Страница 5 из 40
(«Ей нравятся стариканы?» – полюбопытствовала Лайла, хлопая глазами и прижимаясь к его бедру.)
Второй этаж занимала их спальня, комната Джареда и спальня для гостей, которую супруги приспособили под домашний кабинет. На первом этаже широкую и светлую кухню отделяла от гостиной барная стойка. Справа от гостиной, за закрытыми стеклянными дверями, находилась практически не используемая столовая.

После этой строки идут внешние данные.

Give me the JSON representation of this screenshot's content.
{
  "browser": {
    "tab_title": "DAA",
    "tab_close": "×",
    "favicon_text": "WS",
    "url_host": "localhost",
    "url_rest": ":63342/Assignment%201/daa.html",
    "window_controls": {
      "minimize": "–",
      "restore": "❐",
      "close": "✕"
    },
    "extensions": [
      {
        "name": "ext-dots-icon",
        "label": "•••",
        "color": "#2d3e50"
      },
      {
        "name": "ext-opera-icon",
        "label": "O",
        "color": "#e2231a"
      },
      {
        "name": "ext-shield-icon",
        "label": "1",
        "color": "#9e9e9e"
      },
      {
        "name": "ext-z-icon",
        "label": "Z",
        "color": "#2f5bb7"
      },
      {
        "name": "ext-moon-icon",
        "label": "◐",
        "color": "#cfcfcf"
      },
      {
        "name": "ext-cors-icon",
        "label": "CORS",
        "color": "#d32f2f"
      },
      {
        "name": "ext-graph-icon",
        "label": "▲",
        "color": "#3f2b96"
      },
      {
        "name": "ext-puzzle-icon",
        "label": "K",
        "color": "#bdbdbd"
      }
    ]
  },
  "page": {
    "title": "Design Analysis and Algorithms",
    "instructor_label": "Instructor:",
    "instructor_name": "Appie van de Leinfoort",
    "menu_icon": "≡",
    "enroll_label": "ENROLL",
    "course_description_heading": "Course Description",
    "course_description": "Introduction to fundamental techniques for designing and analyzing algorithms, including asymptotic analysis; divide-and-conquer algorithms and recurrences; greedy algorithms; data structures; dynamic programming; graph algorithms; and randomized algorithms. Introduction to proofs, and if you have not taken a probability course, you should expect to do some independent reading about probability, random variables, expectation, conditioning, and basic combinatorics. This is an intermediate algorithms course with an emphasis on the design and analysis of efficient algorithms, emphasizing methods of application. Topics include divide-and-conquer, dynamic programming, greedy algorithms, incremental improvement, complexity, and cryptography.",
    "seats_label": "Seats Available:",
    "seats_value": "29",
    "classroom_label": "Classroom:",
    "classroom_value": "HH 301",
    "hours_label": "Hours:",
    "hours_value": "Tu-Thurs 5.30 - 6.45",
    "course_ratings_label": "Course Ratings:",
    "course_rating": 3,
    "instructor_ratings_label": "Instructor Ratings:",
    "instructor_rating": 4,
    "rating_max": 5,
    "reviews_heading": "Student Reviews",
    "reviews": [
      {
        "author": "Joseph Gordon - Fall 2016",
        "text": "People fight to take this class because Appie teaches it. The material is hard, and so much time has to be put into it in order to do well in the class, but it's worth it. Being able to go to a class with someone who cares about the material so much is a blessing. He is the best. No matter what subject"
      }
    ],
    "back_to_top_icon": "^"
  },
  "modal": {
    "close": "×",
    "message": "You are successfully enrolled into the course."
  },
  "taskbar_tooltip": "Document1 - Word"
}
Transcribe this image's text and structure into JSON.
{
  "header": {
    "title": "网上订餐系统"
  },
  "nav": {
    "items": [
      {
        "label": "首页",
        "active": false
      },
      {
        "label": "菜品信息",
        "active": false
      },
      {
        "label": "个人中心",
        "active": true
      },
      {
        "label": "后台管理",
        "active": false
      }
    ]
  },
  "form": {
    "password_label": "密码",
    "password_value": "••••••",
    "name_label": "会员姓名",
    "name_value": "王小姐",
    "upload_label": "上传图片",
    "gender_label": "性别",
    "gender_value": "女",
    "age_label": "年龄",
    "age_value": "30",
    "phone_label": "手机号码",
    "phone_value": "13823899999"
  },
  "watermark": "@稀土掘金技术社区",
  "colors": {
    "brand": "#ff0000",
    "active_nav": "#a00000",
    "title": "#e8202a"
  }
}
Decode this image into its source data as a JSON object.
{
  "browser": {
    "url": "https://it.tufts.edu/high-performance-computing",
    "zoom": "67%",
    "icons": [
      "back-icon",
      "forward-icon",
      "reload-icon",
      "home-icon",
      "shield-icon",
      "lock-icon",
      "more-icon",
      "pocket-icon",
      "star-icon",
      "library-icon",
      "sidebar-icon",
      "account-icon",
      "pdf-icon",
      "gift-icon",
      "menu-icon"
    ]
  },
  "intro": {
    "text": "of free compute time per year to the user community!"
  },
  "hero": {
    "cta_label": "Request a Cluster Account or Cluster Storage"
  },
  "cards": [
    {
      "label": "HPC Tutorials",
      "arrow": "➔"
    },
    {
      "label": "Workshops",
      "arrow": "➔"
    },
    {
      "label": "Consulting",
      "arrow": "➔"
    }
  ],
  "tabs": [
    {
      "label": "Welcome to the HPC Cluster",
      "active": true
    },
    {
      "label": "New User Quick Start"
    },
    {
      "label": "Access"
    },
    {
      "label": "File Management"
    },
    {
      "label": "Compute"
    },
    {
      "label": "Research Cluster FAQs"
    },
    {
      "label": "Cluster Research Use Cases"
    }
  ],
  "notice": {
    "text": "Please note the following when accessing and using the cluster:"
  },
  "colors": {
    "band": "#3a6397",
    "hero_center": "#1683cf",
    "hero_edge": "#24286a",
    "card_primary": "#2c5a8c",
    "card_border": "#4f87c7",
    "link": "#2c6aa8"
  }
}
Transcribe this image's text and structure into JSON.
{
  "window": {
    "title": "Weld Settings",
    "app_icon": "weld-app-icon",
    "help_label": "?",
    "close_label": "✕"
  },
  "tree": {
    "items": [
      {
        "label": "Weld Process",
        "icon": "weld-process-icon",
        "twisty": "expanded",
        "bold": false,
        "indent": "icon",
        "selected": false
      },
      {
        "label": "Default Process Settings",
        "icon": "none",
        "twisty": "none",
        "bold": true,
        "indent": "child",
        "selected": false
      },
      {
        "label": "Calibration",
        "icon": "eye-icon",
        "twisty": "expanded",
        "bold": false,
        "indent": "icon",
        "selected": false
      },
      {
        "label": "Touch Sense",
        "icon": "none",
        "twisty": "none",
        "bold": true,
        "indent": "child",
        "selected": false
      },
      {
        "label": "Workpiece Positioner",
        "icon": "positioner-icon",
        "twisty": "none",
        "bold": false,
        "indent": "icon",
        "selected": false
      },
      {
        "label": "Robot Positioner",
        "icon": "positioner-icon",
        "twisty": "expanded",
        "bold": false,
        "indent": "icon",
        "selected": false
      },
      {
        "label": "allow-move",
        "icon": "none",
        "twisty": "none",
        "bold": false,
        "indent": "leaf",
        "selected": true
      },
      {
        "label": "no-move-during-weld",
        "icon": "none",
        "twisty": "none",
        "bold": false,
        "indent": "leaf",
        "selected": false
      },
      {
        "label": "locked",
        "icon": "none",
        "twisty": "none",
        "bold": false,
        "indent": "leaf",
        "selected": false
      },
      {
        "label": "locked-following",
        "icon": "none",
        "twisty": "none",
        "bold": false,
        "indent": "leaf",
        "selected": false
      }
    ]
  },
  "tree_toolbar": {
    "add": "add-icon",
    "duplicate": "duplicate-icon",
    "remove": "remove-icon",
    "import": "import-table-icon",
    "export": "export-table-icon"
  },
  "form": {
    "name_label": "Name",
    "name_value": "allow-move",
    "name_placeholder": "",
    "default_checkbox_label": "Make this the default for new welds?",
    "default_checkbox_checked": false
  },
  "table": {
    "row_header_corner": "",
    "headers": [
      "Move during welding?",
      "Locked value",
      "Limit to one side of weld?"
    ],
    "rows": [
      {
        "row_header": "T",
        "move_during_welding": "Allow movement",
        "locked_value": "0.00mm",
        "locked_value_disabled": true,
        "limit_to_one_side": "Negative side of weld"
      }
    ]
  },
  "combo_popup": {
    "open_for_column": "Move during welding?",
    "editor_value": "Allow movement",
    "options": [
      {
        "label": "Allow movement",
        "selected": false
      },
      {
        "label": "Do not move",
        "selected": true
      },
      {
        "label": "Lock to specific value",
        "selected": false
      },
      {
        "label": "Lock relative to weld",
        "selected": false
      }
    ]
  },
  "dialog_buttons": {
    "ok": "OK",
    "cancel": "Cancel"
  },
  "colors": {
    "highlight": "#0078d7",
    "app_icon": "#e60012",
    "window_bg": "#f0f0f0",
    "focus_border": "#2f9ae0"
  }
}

Клинт пил кофе за барной стойкой на кухне и читал с айпада «Нью-Йорк таймс». Землетрясение в Северной Корее привело к жертвам, число которых не называлось. Власти Северной Кореи заявляли, что урон минимален благодаря «превосходной архитектуре», но на видео с мобильников хватало и трупов, и руин. Нефтедобывающая платформа горела в Аденском заливе, вероятно, в результате диверсии, но ответственность на себя пока никто не взял. Все страны в регионе в дипломатическом смысле повели себя как мальчишки, игравшие в бейсбол и разбившие окно: не оглядываясь, разбежались по домам. В пустыне Нью-Мексико пошел сорок четвертый день противостояния ФБР и местного ополчения, возглавляемого Сродником Благовестом (он же Скотт Дэвид Уинстид-младший). Эти веселые ребята отказывались платить налоги, признавать верховенство Конституции или сдавать свой немалый арсенал автоматического оружия. Когда люди узнавали, что Клинт – психиатр, они часто обращались к нему с просьбой назвать психические заболевания, которыми, по его мнению, страдали политики, знаменитости и прочие видные деятели. Обычно он отнекивался, но в этом случае полагал, что может поставить правильный диагноз на расстоянии: у Сродника Благовеста, несомненно, одна из разновидностей диссоциативного расстройства.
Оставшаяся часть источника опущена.